A base costuma ser uma mistura de carnes, principalmente suína e bovina, gordura, água, sal e temperos. Dependendo da marca e do tipo, a receita também pode levar amido, açúcar, proteínas adicionadas, aromatizantes, antioxidantes, conservantes e corantes.
E é aí que vale prestar atenção no rótulo.
O sal pode surpreender
Mortadela é um alimento ultraprocessado e geralmente concentra bastante sódio. A quantidade muda muito de uma marca para outra, mas algumas versões podem ultrapassar 1.000 mg de sódio em 100 g.
Parece um número abstrato? A Organização Mundial da Saúde recomenda que adultos consumam menos de 2.000 mg de sódio por dia. Ou seja, uma porção generosa pode gastar rapidamente uma boa parte dessa conta.
Além disso, alimentos ultraprocessados, como a mortadela burlam os mecanismos fisiológicos de saciedade regulados pelo hipotálamo e hormônios intestinais. Isso torna o produto altamente persuasivo ao paladar, facilitando o consumo excessivo sem que o indivíduo perceba o desbalanço calórico e nutricional.
“O problema não está no sanduíche ocasional. É o consumo frequente de alimentos muito salgados e ultraprocessados que merece atenção, já que o excesso de sódio está associado ao aumento da pressão arterial e do risco cardiovascular. Enquanto o consumo frequente de ultraprocessados está relacionado ao aumento do risco de doenças como: Diabetes tipo 2, pressão alta, AVC, dislipidemia, câncer, dentre outras doenças” explica o nutricionista Lázaro Medeiros.
E aquelas bolinhas brancas?
Sim, são gordura. E não estão ali por acaso: a gordura participa do sabor, da textura e daquela sensação característica da mortadela na boca.
O teor varia conforme o produto, mas pode ser elevado, inclusive em gorduras saturadas. Em excesso e dentro de uma alimentação desequilibrada, elas podem contribuir para o aumento do LDL, o chamado colesterol “ruim”, e elevar o risco cardiovascular.
Por que ela é tão rosinha?
Nem toda mortadela tem exatamente a mesma fórmula. Algumas podem conter corantes, enquanto outras conseguem sua coloração característica a partir do próprio processo de fabricação e de aditivos como nitrito e nitrato.
Esses conservantes têm uma função importante: ajudam na conservação e na segurança microbiológica dos produtos cárneos.
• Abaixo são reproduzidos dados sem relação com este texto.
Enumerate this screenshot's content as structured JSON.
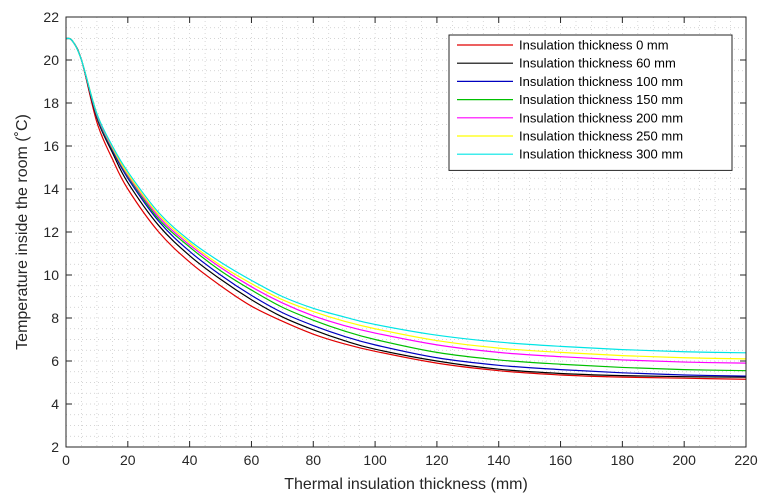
{
  "chart_data": {
    "type": "line",
    "xlabel": "Thermal insulation thickness (mm)",
    "ylabel": "Temperature inside the room (˚C)",
    "xlim": [
      0,
      220
    ],
    "ylim": [
      2,
      22
    ],
    "xticks": [
      0,
      20,
      40,
      60,
      80,
      100,
      120,
      140,
      160,
      180,
      200,
      220
    ],
    "yticks": [
      2,
      4,
      6,
      8,
      10,
      12,
      14,
      16,
      18,
      20,
      22
    ],
    "grid": "minor-dotted",
    "legend_position": "top-right",
    "x": [
      0,
      2,
      5,
      10,
      15,
      20,
      30,
      40,
      50,
      60,
      70,
      80,
      90,
      100,
      120,
      140,
      160,
      180,
      200,
      220
    ],
    "series": [
      {
        "name": "Insulation thickness 0 mm",
        "color": "#e00000",
        "values": [
          21.0,
          20.9,
          20.0,
          17.1,
          15.4,
          14.0,
          12.0,
          10.6,
          9.5,
          8.55,
          7.85,
          7.25,
          6.8,
          6.45,
          5.9,
          5.55,
          5.35,
          5.25,
          5.2,
          5.15
        ]
      },
      {
        "name": "Insulation thickness 60 mm",
        "color": "#000000",
        "values": [
          21.0,
          20.9,
          20.0,
          17.3,
          15.7,
          14.3,
          12.3,
          10.9,
          9.8,
          8.85,
          8.05,
          7.45,
          6.95,
          6.55,
          6.0,
          5.62,
          5.42,
          5.32,
          5.27,
          5.25
        ]
      },
      {
        "name": "Insulation thickness 100 mm",
        "color": "#0000c0",
        "values": [
          21.0,
          20.9,
          20.0,
          17.35,
          15.8,
          14.5,
          12.5,
          11.1,
          10.0,
          9.05,
          8.25,
          7.65,
          7.15,
          6.75,
          6.15,
          5.8,
          5.6,
          5.45,
          5.35,
          5.3
        ]
      },
      {
        "name": "Insulation thickness 150 mm",
        "color": "#00c000",
        "values": [
          21.0,
          20.9,
          20.0,
          17.4,
          15.85,
          14.6,
          12.6,
          11.3,
          10.2,
          9.3,
          8.5,
          7.9,
          7.4,
          7.0,
          6.4,
          6.05,
          5.85,
          5.7,
          5.6,
          5.55
        ]
      },
      {
        "name": "Insulation thickness 200 mm",
        "color": "#ff00ff",
        "values": [
          21.0,
          20.9,
          20.0,
          17.45,
          15.9,
          14.65,
          12.7,
          11.4,
          10.35,
          9.45,
          8.7,
          8.1,
          7.65,
          7.3,
          6.75,
          6.4,
          6.2,
          6.05,
          5.95,
          5.9
        ]
      },
      {
        "name": "Insulation thickness 250 mm",
        "color": "#ffff00",
        "values": [
          21.0,
          20.9,
          20.0,
          17.5,
          15.95,
          14.7,
          12.8,
          11.5,
          10.45,
          9.6,
          8.85,
          8.3,
          7.85,
          7.5,
          6.95,
          6.6,
          6.4,
          6.25,
          6.15,
          6.1
        ]
      },
      {
        "name": "Insulation thickness 300 mm",
        "color": "#00e5e5",
        "values": [
          21.0,
          20.9,
          20.0,
          17.5,
          16.0,
          14.8,
          12.9,
          11.6,
          10.6,
          9.75,
          9.0,
          8.45,
          8.05,
          7.7,
          7.2,
          6.88,
          6.68,
          6.53,
          6.43,
          6.38
        ]
      }
    ]
  }
}
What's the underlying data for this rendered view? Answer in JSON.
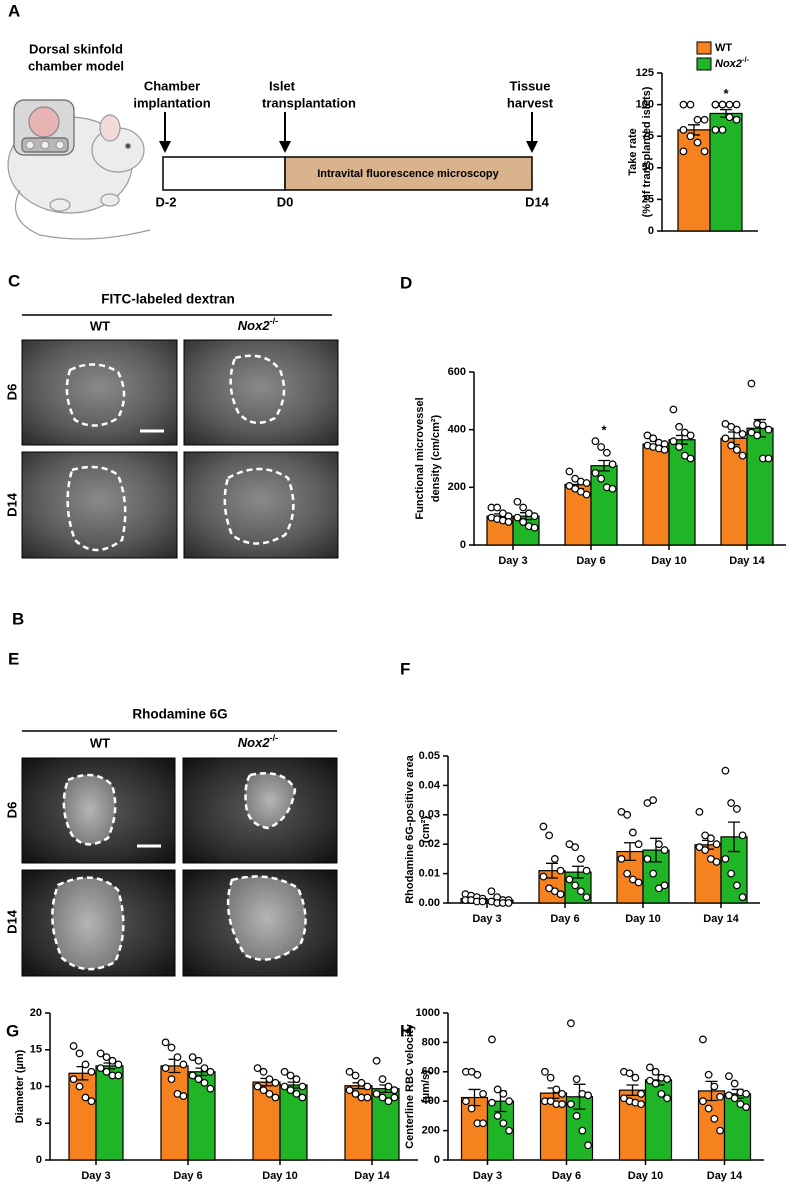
{
  "panel_a": {
    "label": "A",
    "model_title": [
      "Dorsal skinfold",
      "chamber model"
    ],
    "timeline": {
      "events": [
        {
          "label": [
            "Chamber",
            "implantation"
          ],
          "day": "D-2"
        },
        {
          "label": [
            "Islet",
            "transplantation"
          ],
          "day": "D0"
        },
        {
          "label": [
            "Tissue",
            "harvest"
          ],
          "day": "D14"
        }
      ],
      "phase": "Intravital fluorescence microscopy"
    }
  },
  "panel_c": {
    "label": "C",
    "title": "FITC-labeled dextran",
    "columns": [
      "WT",
      "Nox2-/-"
    ],
    "rows": [
      "D6",
      "D14"
    ]
  },
  "panel_e": {
    "label": "E",
    "title": "Rhodamine 6G",
    "columns": [
      "WT",
      "Nox2-/-"
    ],
    "rows": [
      "D6",
      "D14"
    ]
  },
  "chart_data": [
    {
      "type": "bar",
      "label": "B",
      "ylabel": [
        "Take rate",
        "(% of transplanted islets)"
      ],
      "categories": [
        null
      ],
      "ylim": [
        0,
        125
      ],
      "yticks": [
        0,
        25,
        50,
        75,
        100,
        125
      ],
      "series": [
        {
          "name": "WT",
          "color": "#f5821f",
          "values": [
            80
          ],
          "errors": [
            4
          ],
          "points": [
            [
              100,
              100,
              88,
              88,
              80,
              75,
              70,
              63,
              63
            ]
          ],
          "significance": [
            null
          ]
        },
        {
          "name": "Nox2-/-",
          "color": "#1fb526",
          "values": [
            93
          ],
          "errors": [
            3
          ],
          "points": [
            [
              100,
              100,
              100,
              100,
              100,
              100,
              90,
              88,
              80,
              80
            ]
          ],
          "significance": [
            "*"
          ]
        }
      ]
    },
    {
      "type": "bar",
      "label": "D",
      "ylabel": [
        "Functional microvessel",
        "density (cm/cm²)"
      ],
      "categories": [
        "Day 3",
        "Day 6",
        "Day 10",
        "Day 14"
      ],
      "ylim": [
        0,
        600
      ],
      "yticks": [
        0,
        200,
        400,
        600
      ],
      "series": [
        {
          "color": "#f5821f",
          "values": [
            100,
            210,
            350,
            370
          ],
          "errors": [
            8,
            15,
            10,
            22
          ],
          "points": [
            [
              130,
              130,
              110,
              100,
              95,
              90,
              85,
              80
            ],
            [
              255,
              230,
              220,
              215,
              205,
              195,
              185,
              175
            ],
            [
              380,
              370,
              355,
              350,
              345,
              340,
              335,
              330
            ],
            [
              420,
              410,
              400,
              385,
              370,
              345,
              330,
              310
            ]
          ],
          "significance": [
            null,
            null,
            null,
            null
          ]
        },
        {
          "color": "#1fb526",
          "values": [
            100,
            275,
            365,
            405
          ],
          "errors": [
            12,
            18,
            15,
            30
          ],
          "points": [
            [
              150,
              130,
              110,
              100,
              95,
              80,
              65,
              60
            ],
            [
              360,
              340,
              320,
              280,
              250,
              230,
              200,
              195
            ],
            [
              470,
              410,
              390,
              380,
              360,
              340,
              310,
              300
            ],
            [
              560,
              420,
              415,
              400,
              390,
              380,
              300,
              300
            ]
          ],
          "significance": [
            null,
            "*",
            null,
            null
          ]
        }
      ]
    },
    {
      "type": "bar",
      "label": "F",
      "ylabel": [
        "Rhodamine 6G-positive area",
        "(cm²)"
      ],
      "categories": [
        "Day 3",
        "Day 6",
        "Day 10",
        "Day 14"
      ],
      "ylim": [
        0,
        0.05
      ],
      "yticks": [
        {
          "value": 0,
          "label": "0.00"
        },
        0.01,
        0.02,
        0.03,
        0.04,
        0.05
      ],
      "series": [
        {
          "color": "#f5821f",
          "values": [
            0.0015,
            0.011,
            0.0175,
            0.0198
          ],
          "errors": [
            0.0003,
            0.0025,
            0.003,
            0.0015
          ],
          "points": [
            [
              0.003,
              0.0025,
              0.002,
              0.0015,
              0.001,
              0.001,
              0.0005,
              0.0005
            ],
            [
              0.026,
              0.023,
              0.015,
              0.011,
              0.009,
              0.005,
              0.004,
              0.003
            ],
            [
              0.031,
              0.03,
              0.024,
              0.02,
              0.015,
              0.01,
              0.008,
              0.007
            ],
            [
              0.031,
              0.023,
              0.022,
              0.02,
              0.019,
              0.018,
              0.015,
              0.014
            ]
          ],
          "significance": [
            null,
            null,
            null,
            null
          ]
        },
        {
          "color": "#1fb526",
          "values": [
            0.001,
            0.0105,
            0.018,
            0.0225
          ],
          "errors": [
            0.0003,
            0.002,
            0.004,
            0.005
          ],
          "points": [
            [
              0.004,
              0.002,
              0.001,
              0.001,
              0.0005,
              0,
              0,
              0
            ],
            [
              0.02,
              0.019,
              0.015,
              0.011,
              0.008,
              0.006,
              0.004,
              0.002
            ],
            [
              0.034,
              0.035,
              0.02,
              0.018,
              0.015,
              0.01,
              0.005,
              0.006
            ],
            [
              0.045,
              0.034,
              0.032,
              0.023,
              0.015,
              0.01,
              0.006,
              0.002
            ]
          ],
          "significance": [
            null,
            null,
            null,
            null
          ]
        }
      ]
    },
    {
      "type": "bar",
      "label": "G",
      "ylabel": [
        "Diameter (µm)"
      ],
      "categories": [
        "Day 3",
        "Day 6",
        "Day 10",
        "Day 14"
      ],
      "ylim": [
        0,
        20
      ],
      "yticks": [
        0,
        5,
        10,
        15,
        20
      ],
      "series": [
        {
          "color": "#f5821f",
          "values": [
            11.8,
            12.8,
            10.6,
            10.1
          ],
          "errors": [
            0.9,
            0.9,
            0.5,
            0.4
          ],
          "points": [
            [
              15.5,
              14.5,
              13,
              12,
              11,
              10,
              8.5,
              8
            ],
            [
              16,
              15.3,
              14,
              13,
              12.5,
              11,
              9,
              8.7
            ],
            [
              12.5,
              12,
              11,
              10.5,
              10,
              9.5,
              9,
              8.5
            ],
            [
              12,
              11.5,
              10.5,
              10,
              9.5,
              9,
              8.5,
              8.5
            ]
          ],
          "significance": [
            null,
            null,
            null,
            null
          ]
        },
        {
          "color": "#1fb526",
          "values": [
            12.8,
            12.0,
            10.2,
            9.7
          ],
          "errors": [
            0.4,
            0.5,
            0.4,
            0.5
          ],
          "points": [
            [
              14.5,
              14,
              13.5,
              13,
              12.5,
              12,
              11.5,
              11.5
            ],
            [
              14,
              13.5,
              12.5,
              12,
              11.5,
              11,
              10.5,
              9.7
            ],
            [
              12,
              11.5,
              11,
              10,
              10,
              9.5,
              9,
              8.5
            ],
            [
              13.5,
              11,
              10,
              9.5,
              9,
              8.5,
              8,
              8.5
            ]
          ],
          "significance": [
            null,
            null,
            null,
            null
          ]
        }
      ]
    },
    {
      "type": "bar",
      "label": "H",
      "ylabel": [
        "Centerline RBC velocity",
        "(µm/s)"
      ],
      "categories": [
        "Day 3",
        "Day 6",
        "Day 10",
        "Day 14"
      ],
      "ylim": [
        0,
        1000
      ],
      "yticks": [
        0,
        200,
        400,
        600,
        800,
        1000
      ],
      "series": [
        {
          "color": "#f5821f",
          "values": [
            425,
            455,
            475,
            470
          ],
          "errors": [
            55,
            35,
            35,
            65
          ],
          "points": [
            [
              600,
              600,
              580,
              450,
              400,
              350,
              250,
              250
            ],
            [
              600,
              560,
              480,
              450,
              400,
              400,
              380,
              380
            ],
            [
              600,
              590,
              560,
              450,
              420,
              400,
              390,
              380
            ],
            [
              820,
              580,
              500,
              430,
              400,
              350,
              280,
              200
            ]
          ],
          "significance": [
            null,
            null,
            null,
            null
          ]
        },
        {
          "color": "#1fb526",
          "values": [
            400,
            430,
            545,
            450
          ],
          "errors": [
            70,
            85,
            35,
            30
          ],
          "points": [
            [
              820,
              480,
              450,
              400,
              390,
              300,
              250,
              200
            ],
            [
              930,
              550,
              450,
              440,
              380,
              300,
              200,
              100
            ],
            [
              630,
              600,
              560,
              550,
              540,
              520,
              450,
              420
            ],
            [
              570,
              520,
              460,
              450,
              440,
              420,
              380,
              360
            ]
          ],
          "significance": [
            null,
            null,
            null,
            null
          ]
        }
      ]
    }
  ]
}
Mas existe um ponto de atenção.
A mortadela faz parte do grupo das carnes processadas, assim como presunto, salame, salsicha e bacon. O consumo frequente e elevado desse grupo está associado a maior risco de câncer colorretal.
A presença de amido, aromatizantes, corantes e conservantes não é um mero detalhe de rótulo, mas a essência da formulação industrial. A carne deixa de ser um tecido com integridade biológica para virar uma emulsão de restos cárneos triturados. Além dos nitritos e nitratos (associados à formação de nitrosaminas carcinogênicas), a quantidade de aditivos impacta negativamente a integridade da barreira intestinal e a microbiota.
Então nunca mais posso comer mortadela?
Calma. Nutrição não precisa funcionar na lógica do “nunca mais”. A flexibilidade é um ponto importante, mas deve vir acompanhada da clareza sobre o risco biológico.
Um pão com mortadela de vez em quando é bem diferente de colocar embutidos no café da manhã, no lanche e no jantar todos os dias. É importante entender que o consumo esporádico (festa, afeto, memória) difere radicalmente do hábito diário, dado que o organismo humano não foi evolutivamente desenhado para metabolizar matrizes alimentares sintéticas e aditivos em alta frequência.
A dica mais simples é olhar o rótulo, comparar marcas, observar a quantidade de sódio e gordura saturada e deixar os embutidos para um consumo mais ocasional.